This is Nik the Barber. He has been cutting what’s left of my hair for about seven years now.

In May of this year, federal agents descended on his small, brick home in the quiet Chicago suburb of Elmwood Park and waited for Nik to do what Nik has been doing every day for 20 years in America. They waited for him to go to work. 

Nik the barber

As soon as Nik stepped out the door, he was apprehended, loaded into a van and shipped to a cooler in rural Indiana, where a federal rubber stamp cloaked in black robes declared him a “criminal illegal alien,” pounded a gavel and launched him back across the Atlantic Ocean to his native Albania.

I have become an old man with very few Earthly pleasures, but one indulgence was my monthly visit to Nik the Barber for a haircut. We didn’t talk much at first, but he would always have the TV tuned to sports or the stock market report, which would inevitably help small talk get bigger. 

I learned that Nik had grown up in a rural mountain town in Albania and had come of age right as Communism was collapsing in the Balkans. Aside from corrupt government patronage posts and the local mafia, there wasn’t much opportunity for young men, so Nik began crossing into Greece to look for whatever work might be available down there. 

He told stories about mountain crossings at night in winter, almost freezing to death, getting stiffed by employers and getting kicked out of Greece multiple times because he had no legal right to work there. 
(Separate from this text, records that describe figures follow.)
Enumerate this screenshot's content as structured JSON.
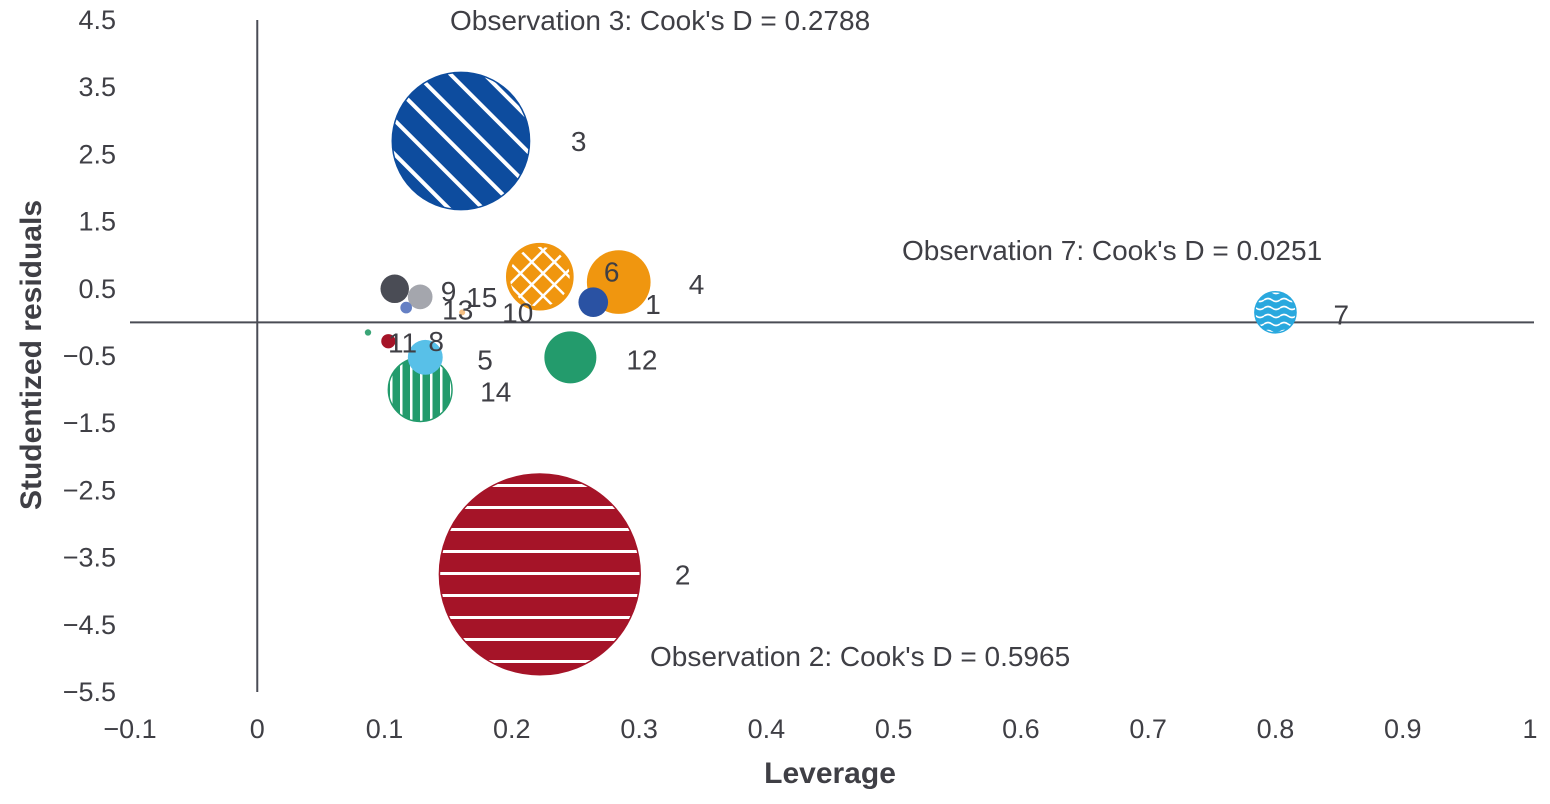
{
  "chart_data": {
    "type": "scatter",
    "subtype": "bubble",
    "xlabel": "Leverage",
    "ylabel": "Studentized residuals",
    "xlim": [
      -0.1,
      1
    ],
    "ylim": [
      -5.5,
      4.5
    ],
    "x_ticks": [
      "−0.1",
      "0",
      "0.1",
      "0.2",
      "0.3",
      "0.4",
      "0.5",
      "0.6",
      "0.7",
      "0.8",
      "0.9",
      "1"
    ],
    "y_ticks": [
      "4.5",
      "3.5",
      "2.5",
      "1.5",
      "0.5",
      "−0.5",
      "−1.5",
      "−2.5",
      "−3.5",
      "−4.5",
      "−5.5"
    ],
    "grid": false,
    "legend": "none",
    "points": [
      {
        "label": "1",
        "x": 0.264,
        "y": 0.3,
        "size": 0.013,
        "color": "#2a52a3",
        "pattern": "solid"
      },
      {
        "label": "2",
        "x": 0.222,
        "y": -3.75,
        "size": 0.5965,
        "color": "#a51428",
        "pattern": "horizontal-stripes"
      },
      {
        "label": "3",
        "x": 0.16,
        "y": 2.7,
        "size": 0.2788,
        "color": "#0d4c9e",
        "pattern": "diagonal-stripes"
      },
      {
        "label": "4",
        "x": 0.284,
        "y": 0.6,
        "size": 0.06,
        "color": "#f0960f",
        "pattern": "solid"
      },
      {
        "label": "5",
        "x": 0.132,
        "y": -0.52,
        "size": 0.018,
        "color": "#58c0e8",
        "pattern": "solid"
      },
      {
        "label": "6",
        "x": 0.222,
        "y": 0.68,
        "size": 0.06,
        "color": "#f0960f",
        "pattern": "crosshatch"
      },
      {
        "label": "7",
        "x": 0.8,
        "y": 0.15,
        "size": 0.0251,
        "color": "#29a8de",
        "pattern": "waves"
      },
      {
        "label": "8",
        "x": 0.103,
        "y": -0.28,
        "size": 0.003,
        "color": "#a51428",
        "pattern": "solid"
      },
      {
        "label": "9",
        "x": 0.108,
        "y": 0.5,
        "size": 0.012,
        "color": "#4a4c55",
        "pattern": "solid"
      },
      {
        "label": "10",
        "x": 0.161,
        "y": 0.15,
        "size": 0.0003,
        "color": "#f5c085",
        "pattern": "solid"
      },
      {
        "label": "11",
        "x": 0.087,
        "y": -0.15,
        "size": 0.0006,
        "color": "#3aa577",
        "pattern": "solid"
      },
      {
        "label": "12",
        "x": 0.246,
        "y": -0.52,
        "size": 0.04,
        "color": "#239b6c",
        "pattern": "solid"
      },
      {
        "label": "13",
        "x": 0.117,
        "y": 0.22,
        "size": 0.002,
        "color": "#6580c4",
        "pattern": "solid"
      },
      {
        "label": "14",
        "x": 0.128,
        "y": -1.0,
        "size": 0.06,
        "color": "#239b6c",
        "pattern": "vertical-stripes"
      },
      {
        "label": "15",
        "x": 0.128,
        "y": 0.38,
        "size": 0.009,
        "color": "#a4a6ad",
        "pattern": "solid"
      }
    ],
    "annotations": [
      "Observation 3: Cook's D = 0.2788",
      "Observation 7: Cook's D = 0.0251",
      "Observation 2: Cook's D = 0.5965"
    ]
  }
}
Eventually Nik saved enough money to obtain a visa and come to the US, where he joined family members and other Albanians who had already immigrated and settled in Elmwood Park. There they filled in homes and storefronts that had once been the stomping ground of Italian immigrants, like the ones whose trips across the Atlantic are part of the reason why I am here today. 

I can clearly recall childhood conversations with my own immigrant grandparents from Italy and Ireland and I remember being more or less spellbound listening to them talk about the ups and downs of life in the “old country.” At a young, impressionable age, I came to understand how their real life immigrant experiences helped forge in them an unshakable, non-negotiable love for America. 
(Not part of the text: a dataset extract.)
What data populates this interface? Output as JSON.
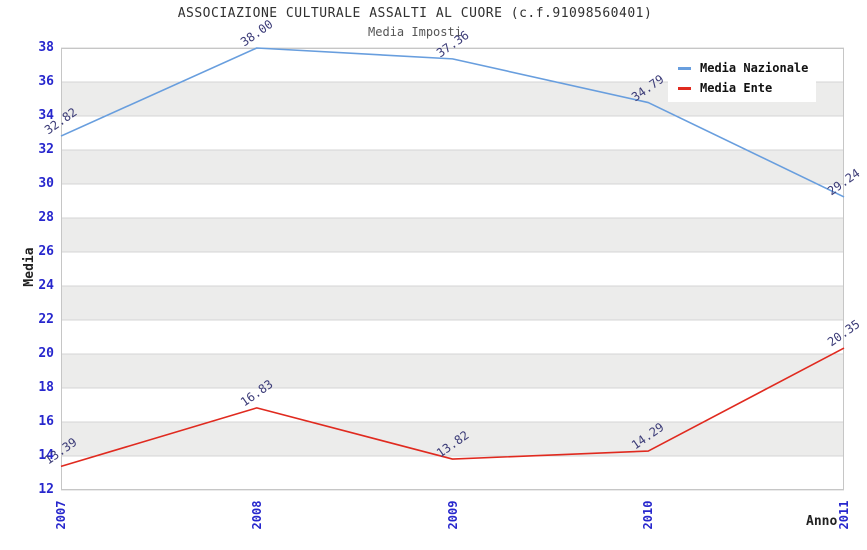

I heard something similar in Nik’s stories about leaving Albania and coming to America, so I enjoyed listening to them.

At some point, Nik felt comfortable enough to break out a bottle of his homemade grappa and so my monthly haircuts became a sort of bizarre day spa ritual that included shots of grappa, some sort of snacks like peanuts or pretzels and discussions about life, work and the world.

It got to where he would always schedule my haircut for the end of the day so he could turn off the spinning barber pole, close up shop and relax with a couple of belts of Albanian moonshine while shooting the breeze.

I learned that Nik got married to an American girl, had a daughter, bought a little brick house and fixed it up. And when he wasn’t cutting whatever is left of old men’s hair, he was laboring on construction sites or driving for Uber and Lyft and DoorDash.

Much like the immigrant ancestors who deposited my bloodline on these shores in the Twentieth Century, the man was a working man, cobbling together his own version of the American Dream, one day at a time.

Having willfully fled a society trampled by Communism and the chaos of its collapse, he would often say about people born here, especially young people, “they have no idea how great this place is.”

I don’t know if it was the haircut or the booze or all the philosophizing, but there was never a time I left that weird little temple not feeling better than when I walked in.

I suppose I always assumed Nik had gone through the legal steps to secure U.S. citizenship, or at least legal residence.

He has family members here who did. 

But in fact, he did not. 

As it turns out, the visa that granted Nik entry into the country in 2005 was fraudulent. He was essentially labor-trafficked into the U.S. by Albanian hustlers who took his money and vanished. All of this finally came out at his rubber stamp hearing in Indiana. 

He had been ordered to leave the country before, but never complied, and thus the men who sit in judgment of all wrong chose to declare him a “criminal illegal alien” and eject him from the Land of the Free.

Despite the official government label, there is no evidence of any behavioral demerit, not even so much as a traffic ticket to weigh on the scales against Nik’s 20-year contribution of labor and tax revenue to the great American enterprise.

But in the end, the legality of this particular expulsion is not in question. 

There is however, the fact that much of history and the drama that erupts from it, is about the yawning, eternal gap between what is legal and what is just. 

My own Catholic education informs me and anyone else who didn’t sleep through Catechism that our Lord and Savior Jesus Christ was put to death by a completely legal “judicial” process.

So take one last good look at this face.

This is not, in any meaningful way, a “criminal.” 

This is Nik the Barber. 

Albanian by birth, American in spirit.